REPORT_ Li Ning Company reported that in the year ended 31 December 2013, revenues amounted to 5,824 million Chinese Yuan (937 million dollars), representing a year-on-year decrease of 12.8 percent, mainly due to resizing of the retail network and sell-in related to the Channel Revival Plan

as well as inventory clearance. Gross profit showed an year-on-year increase of 3.2 percent. Li Ning backed by private equity firm TPG Capital and Singapore's sovereign fund GIC, also announced appointment of Jin-Goon Kim, Executive Vice Chairman and Executive Director of the company, as interim CEO of the company with effect from 21 March 2014.


During

2013, the group's inventory, sales network, profitability and operating cash flow significantly improved, while the capital structure was strengthened in the year, with over RMB 1 billion reduction in debt.
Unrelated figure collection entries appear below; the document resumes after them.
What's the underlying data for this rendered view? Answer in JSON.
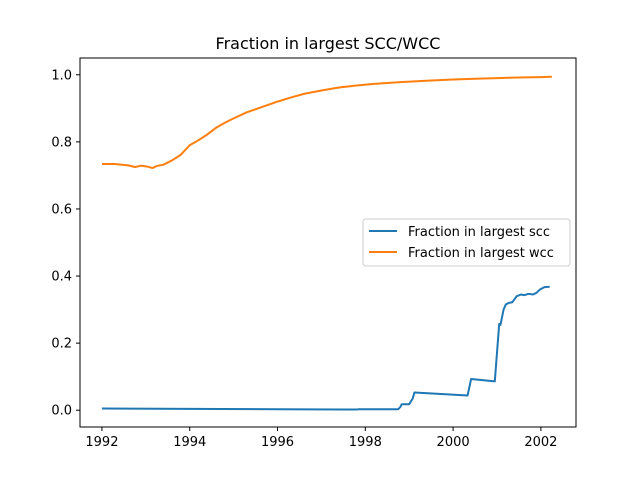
{
  "chart_data": {
    "type": "line",
    "title": "Fraction in largest SCC/WCC",
    "xlabel": "",
    "ylabel": "",
    "xlim": [
      1991.5,
      2002.8
    ],
    "ylim": [
      -0.05,
      1.05
    ],
    "xticks": [
      1992,
      1994,
      1996,
      1998,
      2000,
      2002
    ],
    "xtick_labels": [
      "1992",
      "1994",
      "1996",
      "1998",
      "2000",
      "2002"
    ],
    "yticks": [
      0.0,
      0.2,
      0.4,
      0.6,
      0.8,
      1.0
    ],
    "ytick_labels": [
      "0.0",
      "0.2",
      "0.4",
      "0.6",
      "0.8",
      "1.0"
    ],
    "grid": false,
    "legend_position": "center-right",
    "series": [
      {
        "name": "Fraction in largest scc",
        "color": "#1f77b4",
        "x": [
          1992.0,
          1994.0,
          1996.0,
          1997.5,
          1997.8,
          1997.85,
          1998.5,
          1998.75,
          1998.8,
          1998.83,
          1999.0,
          1999.08,
          1999.12,
          2000.33,
          2000.41,
          2000.95,
          2001.05,
          2001.08,
          2001.15,
          2001.2,
          2001.27,
          2001.35,
          2001.45,
          2001.55,
          2001.62,
          2001.72,
          2001.82,
          2001.9,
          2001.98,
          2002.08,
          2002.2
        ],
        "y": [
          0.005,
          0.004,
          0.003,
          0.002,
          0.002,
          0.003,
          0.003,
          0.003,
          0.01,
          0.018,
          0.018,
          0.035,
          0.053,
          0.044,
          0.093,
          0.086,
          0.257,
          0.255,
          0.3,
          0.315,
          0.32,
          0.322,
          0.34,
          0.345,
          0.343,
          0.347,
          0.345,
          0.35,
          0.36,
          0.367,
          0.368
        ]
      },
      {
        "name": "Fraction in largest wcc",
        "color": "#ff7f0e",
        "x": [
          1992.0,
          1992.3,
          1992.6,
          1992.75,
          1992.9,
          1993.0,
          1993.05,
          1993.15,
          1993.25,
          1993.4,
          1993.6,
          1993.8,
          1994.0,
          1994.2,
          1994.4,
          1994.6,
          1994.8,
          1995.0,
          1995.3,
          1995.6,
          1996.0,
          1996.3,
          1996.6,
          1997.0,
          1997.4,
          1997.8,
          1998.2,
          1998.8,
          1999.5,
          2000.0,
          2000.5,
          2001.0,
          2001.5,
          2002.0,
          2002.25
        ],
        "y": [
          0.734,
          0.734,
          0.73,
          0.725,
          0.729,
          0.727,
          0.726,
          0.722,
          0.728,
          0.732,
          0.745,
          0.762,
          0.79,
          0.805,
          0.822,
          0.842,
          0.857,
          0.87,
          0.888,
          0.902,
          0.92,
          0.932,
          0.943,
          0.953,
          0.962,
          0.968,
          0.973,
          0.978,
          0.983,
          0.986,
          0.988,
          0.99,
          0.992,
          0.993,
          0.994
        ]
      }
    ]
  }
}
The group exited unprofitable markets, products and channels and resized its retail network, closing further underperforming stores in the year.

Commenting on the results, Li Ning, founder and Executive Chairman of the Group, said, "Chinese consumers have become more sophisticated and expect better quality and value, as well as great performance in their sportswear. We are responding to the needs of our customers - by promoting a sports culture and combining sports functionality and fashionable design in our products.”

In 2013, the turnaround involved over 90 percent of the distributors signing up to the Channel Revival Plan. Through the implementation of the Retail Business Model (RBM), the Hong Kong-based group's store mix was improved with an increased number of both self-owned stores and efficient distributors' stores, resulting in healthier cash flow and profitability in channels as well as significantly improved cost structure, better operating cash flow and healthier inventory levels for the group.

During the year, the group transformed from a traditional Chinese wholesaler to a fast-fashion and direct-retail operating model that has clear cost and productivity advantages. Furthermore, Li Ning has fully embarked on its RBM program to build a fully integrated end-to-end retail business platform connecting four key modules - demand forecasting, merchandising planning, supply chain collaboration and retail operation at company, subsidiary and channel level.

Company expects negative financial impact from the turnaround to be limited in 2014 as recovery in high margin new products continues, but the risk remains with the performance of the remaining weak channel partners and disposal progress of old inventory, and market uncertainties could pose challenges to the continued progression of our transformation.